More about that later.
Right now, I am trying to conquer fears of being alone. I am still afraid of being alone at night, no matter where I am. If I’m alone in my own house at night, even with alarms and dogs, I am afraid.
I am afraid outside, I limit where I go at dark.
But I’ve always been a fun-loving person. I love being outside, love adventures, love laughing, love fun. And I love cooking.
I’ve gotten more skilled at cooking too!
So, this summer I did something totally unexpected for me: I went camping overnight all by myself.
It doesn’t help that I have a phobia of bears (way less dangerous than humans), but human minds are not always rational.
Anyway, my adventure with this blog starts here. My goal is to experience adventures that I make, on my terms. Camp, venture out, sleep overnight alone, and make my own safe spots, cooking, creating delicious meals, doing my thing.
My first blogs were experimenting with cooking just on my patio. Cooking is a way for me to personally give back – to craft something delicious and comforting from the local roots that have offered me solace for so long.
So, in the end, that’s why “outbound.” That’s why outbound gourmet.
- Dedicated to all victims of trauma.
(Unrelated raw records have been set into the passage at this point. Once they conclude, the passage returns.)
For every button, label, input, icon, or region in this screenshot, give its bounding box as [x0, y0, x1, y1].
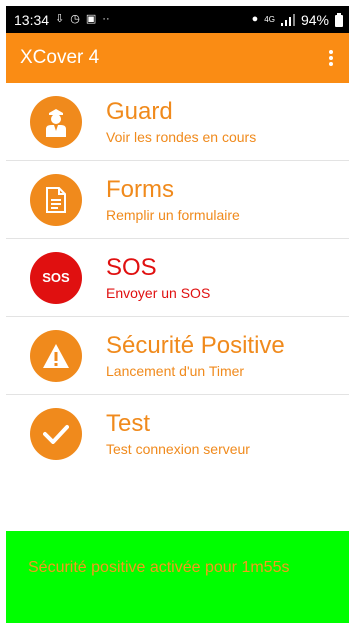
menu-item-text: SOS Envoyer un SOS	[106, 254, 210, 302]
app-bar: XCover 4	[6, 33, 349, 83]
menu-item-test[interactable]: Test Test connexion serveur	[6, 395, 349, 473]
menu-item-subtitle: Remplir un formulaire	[106, 206, 240, 223]
menu-item-text: Sécurité Positive Lancement d'un Timer	[106, 332, 285, 380]
menu-item-title: Test	[106, 410, 151, 437]
image-icon: ▣	[85, 13, 97, 25]
phone-screen: 13:34 ⇩ ◷ ▣ ·· ● 4G 94% XCover 4 Guard V…	[6, 6, 349, 623]
network-4g-icon: 4G	[264, 14, 275, 24]
overflow-menu-icon[interactable]	[323, 48, 339, 68]
sos-icon: SOS	[30, 251, 82, 304]
status-bar: 13:34 ⇩ ◷ ▣ ·· ● 4G 94%	[6, 6, 349, 33]
menu-item-title: Sécurité Positive	[106, 331, 285, 359]
menu-item-title: Guard	[106, 97, 173, 125]
status-bar-right: ● 4G 94%	[252, 12, 343, 28]
banner-text: Sécurité positive activée pour 1m55s	[28, 559, 290, 576]
menu-item-subtitle: Lancement d'un Timer	[106, 362, 245, 379]
menu-item-subtitle: Test connexion serveur	[106, 441, 250, 457]
menu-item-text: Test Test connexion serveur	[106, 410, 250, 458]
menu-item-text: Guard Voir les rondes en cours	[106, 98, 256, 146]
menu-item-securite-positive[interactable]: Sécurité Positive Lancement d'un Timer	[6, 317, 349, 395]
menu-item-forms[interactable]: Forms Remplir un formulaire	[6, 161, 349, 239]
menu-item-text: Forms Remplir un formulaire	[106, 176, 240, 224]
menu-item-subtitle: Voir les rondes en cours	[106, 128, 257, 145]
guard-icon	[30, 95, 82, 148]
menu-item-title: SOS	[106, 253, 157, 281]
status-banner: Sécurité positive activée pour 1m55s	[6, 531, 349, 623]
alarm-icon: ◷	[70, 13, 80, 25]
sos-icon-label: SOS	[42, 270, 70, 285]
status-bar-left: 13:34 ⇩ ◷ ▣ ··	[14, 12, 110, 28]
status-time: 13:34	[14, 11, 50, 28]
check-icon	[30, 408, 82, 460]
battery-percent: 94%	[300, 11, 329, 28]
menu-item-title: Forms	[106, 175, 174, 203]
download-icon: ⇩	[55, 13, 65, 25]
app-title: XCover 4	[20, 47, 100, 68]
menu-item-subtitle: Envoyer un SOS	[106, 284, 211, 301]
location-icon: ●	[251, 13, 259, 25]
warning-icon	[30, 329, 82, 382]
main-menu: Guard Voir les rondes en cours Forms Rem…	[6, 83, 349, 473]
battery-icon	[335, 12, 343, 27]
document-icon	[30, 173, 82, 226]
menu-item-guard[interactable]: Guard Voir les rondes en cours	[6, 83, 349, 161]
signal-icon	[280, 13, 295, 26]
more-dots-icon: ··	[102, 13, 110, 25]
menu-item-sos[interactable]: SOS SOS Envoyer un SOS	[6, 239, 349, 317]
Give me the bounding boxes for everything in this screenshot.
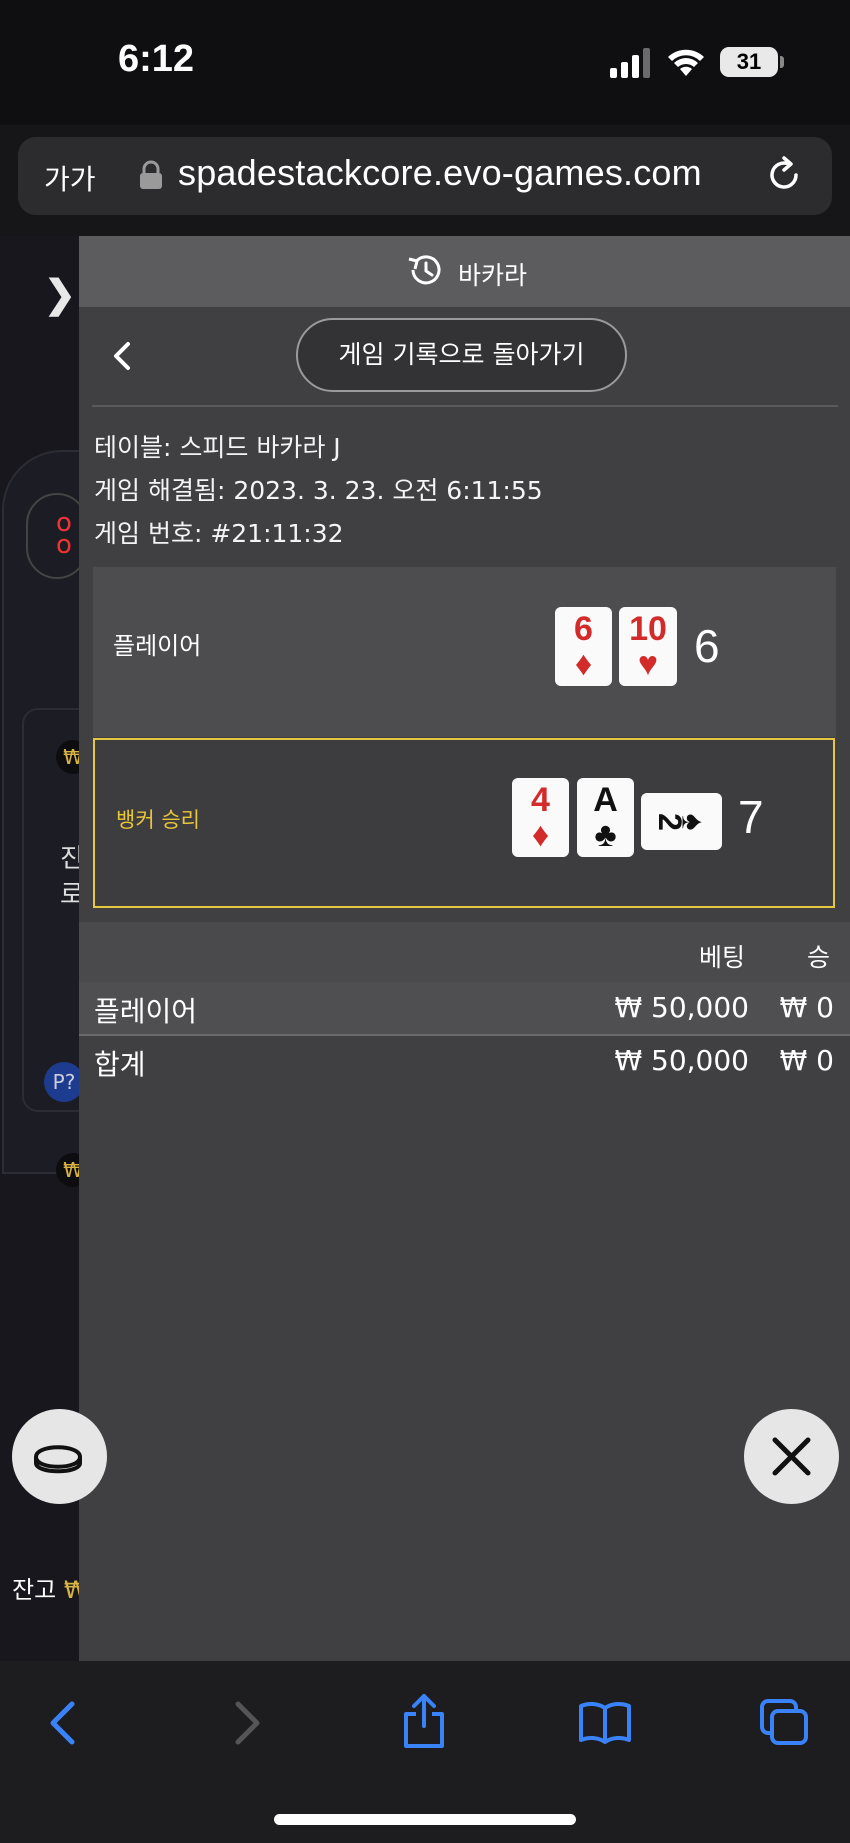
lock-icon (140, 160, 162, 189)
total-win: ₩ 0 (779, 1044, 834, 1077)
win-column-header: 승 (807, 943, 831, 972)
game-number: 게임 번호: #21:11:32 (94, 519, 344, 548)
banker-card-2: A ♣ (577, 778, 634, 857)
banker-win-label: 뱅커 승리 (116, 808, 200, 832)
back-icon[interactable] (46, 1700, 78, 1746)
divider (92, 405, 838, 407)
banker-card-3-rotated: 2 ♠ (641, 793, 722, 850)
card-rank: 10 (629, 610, 667, 648)
table-icon (33, 1445, 83, 1474)
signal-icon (610, 48, 650, 78)
banker-total: 7 (738, 791, 764, 843)
card-rank: A (593, 781, 618, 819)
battery-indicator: 31 (720, 47, 778, 77)
player-hand (93, 567, 836, 737)
row-win: ₩ 0 (779, 991, 834, 1024)
row-divider (79, 1034, 850, 1036)
status-time: 6:12 (118, 38, 195, 80)
row-label: 플레이어 (94, 995, 198, 1028)
banker-card-1: 4 ♦ (512, 778, 569, 857)
close-icon[interactable] (770, 1435, 813, 1478)
bet-column-header: 베팅 (699, 943, 746, 972)
back-to-history-button[interactable]: 게임 기록으로 돌아가기 (296, 318, 627, 392)
chevron-left-icon[interactable] (108, 338, 136, 374)
card-rank: 6 (574, 610, 593, 648)
total-bet: ₩ 50,000 (614, 1044, 749, 1077)
url-text[interactable]: spadestackcore.evo-games.com (178, 152, 702, 194)
card-rank: 4 (531, 781, 550, 819)
player-total: 6 (694, 620, 720, 672)
reload-icon[interactable] (764, 155, 804, 195)
bg-avatar-dots: oo (56, 508, 72, 560)
table-name: 테이블: 스피드 바카라 J (94, 433, 341, 462)
bookmarks-icon[interactable] (578, 1700, 632, 1744)
player-label: 플레이어 (113, 632, 202, 660)
home-indicator (274, 1814, 576, 1825)
spade-icon: ♠ (675, 813, 712, 830)
game-resolved-time: 게임 해결됨: 2023. 3. 23. 오전 6:11:55 (94, 476, 543, 505)
balance-label: 잔고 (12, 1576, 57, 1604)
bg-badge: P? (44, 1062, 84, 1102)
diamond-icon: ♦ (531, 816, 550, 854)
diamond-icon: ♦ (574, 645, 593, 683)
panel-title: 바카라 (458, 261, 528, 290)
row-bet: ₩ 50,000 (614, 991, 749, 1024)
share-icon[interactable] (400, 1692, 448, 1750)
evolution-logo: ❯ (44, 274, 76, 316)
tabs-icon[interactable] (758, 1697, 810, 1747)
wifi-icon (668, 49, 704, 76)
history-icon (408, 255, 441, 285)
player-card-2: 10 ♥ (619, 607, 677, 686)
forward-icon[interactable] (232, 1700, 264, 1746)
player-card-1: 6 ♦ (555, 607, 612, 686)
total-label: 합계 (94, 1048, 146, 1081)
heart-icon: ♥ (637, 645, 659, 683)
banker-hand (93, 738, 835, 908)
battery-tip (780, 56, 784, 68)
text-size-button[interactable]: 가가 (44, 158, 96, 198)
club-icon: ♣ (594, 816, 617, 854)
Your path, your method of perseverance is uniquely your own. There is no right way, no wrong way, just your way.
4 thoughts on “On Conquering Fears: Outbound”
Very nice and stunning narrativr, Gray, even though the topic is very tragic. Trauma like this walks with one throughout one’s life. Our society has yet to truly and effectively grapple with violence that so frequently occurs against women. Your life could have easily ended that night. You were lucky to escape alive.
So true, Nili. Support from friends, family, and community get us through. And some good therapy as well. Hugs!
You are very brave to share both this experience and your journey to successfully live with it. I better understand your trepidation when facing a dimly lit parking lot at night. Peace and hugs my friend.
Hugs back, my friend. I was just thinking about you!